Je découvre votre site via le site rue89 et commence naturellement par lire la déclaration de votre « raison d’être » et me viens la question suivante dès le premier paragraphe :
Je fais partie de la majorité des gens qui pensent que les hommes et les femmes sont différents et complémentaires.
Je suis un homme et je ne pourrai par exemple jamais sentir un enfant pousser dans mon ventre et c’est une différence « naturelle » majeure. Or votre premier paragraphe semble indiquer que les Tumultueuses pensent que nous ne sommes pas « naturellement » différents ni complémentaires.
En quoi ne le sommes nous pas ?
A tout hasard, si vous avez déjà pris la peine sur votre site d’expliquer ce point, un lien vers l’explication me suffira.
Merci d’avance pour le temps que vous passerez à m’éclairer sur ce sujet. » le 18/12/2010
***
Voici la réponse des TumulTueuses :
Cher lecteur,
Merci de votre message. Il nous rappelle que ce qui nous semble évident sur un sujet, après de nombreuses lectures, réflexions et expériences, ne l’est pas forcément pour tout le monde. C’est pourquoi, nous avons pris le temps de vous répondre longuement afin que nos positions soient (mieux) comprises.

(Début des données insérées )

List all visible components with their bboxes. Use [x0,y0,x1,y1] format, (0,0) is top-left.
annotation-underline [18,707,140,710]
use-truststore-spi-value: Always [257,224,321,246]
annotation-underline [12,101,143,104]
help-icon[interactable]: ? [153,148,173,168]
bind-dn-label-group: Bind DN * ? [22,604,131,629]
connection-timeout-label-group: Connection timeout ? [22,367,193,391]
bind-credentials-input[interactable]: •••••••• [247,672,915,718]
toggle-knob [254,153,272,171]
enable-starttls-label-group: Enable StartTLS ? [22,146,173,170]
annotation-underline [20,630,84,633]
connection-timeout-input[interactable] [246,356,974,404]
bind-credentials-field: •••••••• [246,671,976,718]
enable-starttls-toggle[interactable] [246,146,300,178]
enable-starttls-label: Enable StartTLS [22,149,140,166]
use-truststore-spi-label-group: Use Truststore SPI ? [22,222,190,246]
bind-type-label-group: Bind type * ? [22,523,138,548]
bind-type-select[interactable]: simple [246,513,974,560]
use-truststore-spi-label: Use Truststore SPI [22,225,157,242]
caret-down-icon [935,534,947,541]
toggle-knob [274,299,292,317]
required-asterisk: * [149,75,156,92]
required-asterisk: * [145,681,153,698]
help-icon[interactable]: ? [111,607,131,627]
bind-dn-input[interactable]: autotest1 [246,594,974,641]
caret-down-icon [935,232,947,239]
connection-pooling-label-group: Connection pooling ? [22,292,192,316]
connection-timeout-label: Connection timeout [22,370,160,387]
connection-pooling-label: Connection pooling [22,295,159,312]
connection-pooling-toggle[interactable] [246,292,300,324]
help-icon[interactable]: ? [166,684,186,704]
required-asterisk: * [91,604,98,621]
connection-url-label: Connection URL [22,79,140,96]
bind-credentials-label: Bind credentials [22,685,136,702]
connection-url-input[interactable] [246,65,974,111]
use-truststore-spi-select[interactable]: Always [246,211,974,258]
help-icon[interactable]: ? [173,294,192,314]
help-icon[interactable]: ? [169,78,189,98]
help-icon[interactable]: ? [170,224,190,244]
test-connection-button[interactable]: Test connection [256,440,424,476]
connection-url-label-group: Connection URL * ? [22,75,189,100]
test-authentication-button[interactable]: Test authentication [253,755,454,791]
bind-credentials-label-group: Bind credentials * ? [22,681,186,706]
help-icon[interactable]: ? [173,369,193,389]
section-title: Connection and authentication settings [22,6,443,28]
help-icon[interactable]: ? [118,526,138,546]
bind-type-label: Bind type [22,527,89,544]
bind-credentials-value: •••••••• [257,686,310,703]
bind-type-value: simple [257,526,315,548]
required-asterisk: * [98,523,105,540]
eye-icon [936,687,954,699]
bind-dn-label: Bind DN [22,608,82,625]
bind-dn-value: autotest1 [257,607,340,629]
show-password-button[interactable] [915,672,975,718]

Minorité, majorité, qui a raison ?
C’est vrai, votre opinion rejoint l’opinion de la majorité, mais faire partie de la majorité ne signifie pas avoir raison. Ce n’est pas le nombre, ni le type de personnes qui défendent une idée qui en garantissent la crédibilité. Nous savons que nous défendons des points de vue qui sont minoritaires, mais ce n’est pas pour autant que ceux-ci sont moins valables.
Evidences
Des personnes naissent avec des organes femelles, d’autres avec des organes mâles, et d’autres avec les deux que l’on appelle les intersexes. Vous nous dites que vos organes mâles font que vous ne pouvez porter d’enfant. Et après ? Vous venez juste de rappeler une évidence : dans l’espèce humaine, la reproduction est sexuée.
Sommes-nous des vagins et des pénis sur pattes ?
Ces évidences une fois rappelées, pensez-vous que c’est la nature qui peint la chambre des bébés mâles en bleu et celle des bébés filles en rose ? Pensez-vous que c’est la nature qui a donné Barbie aux filles et Superman aux garçons ? Est-ce bien elle qui dans les magasins crée des rayons jouets filles d‘un côté et garçons de l‘autre ? Rase-t-elle aussi les jambes des femmes parce qu’il ne serait pas féminin d’avoir les jambes poilues ? Serait-ce toujours elle qui considérerait que baiser à tout va est plus grave lorsqu’on est une femme ? Ou, à l’inverse, qu’il est plus grave de pleurer lorsqu’on est un homme ? Enfin, la nature aurait-elle exigé que dans la langue française « le masculin l’emporte sur le féminin » ?
Des tests réalisés afin de savoir s’il existait deux cerveaux selon le sexe (dans des laboratoires différents, et à des moments différents) ont montré que les différences entre hommes et femmes qu’on a l’habitude de constater (et qui sont en réalité le fait de leurs éducations différentes) étaient effacées une fois que les personnes y étaient préparées de la même façon. Autrement dit, quand les hommes et les femmes étaient entraînés aux mêmes exercices, les différences constatées dans le fonctionnement de leurs cerveaux s’amenuisaient pour finalement disparaître. En clair, nous sommes ce par quoi on nous conditionne. (cf livre de C.Vidal qui s’intitule « Hommes, femmes, avons-nous le même cerveau ». Les tests dont il est question plus haut y sont référencés.)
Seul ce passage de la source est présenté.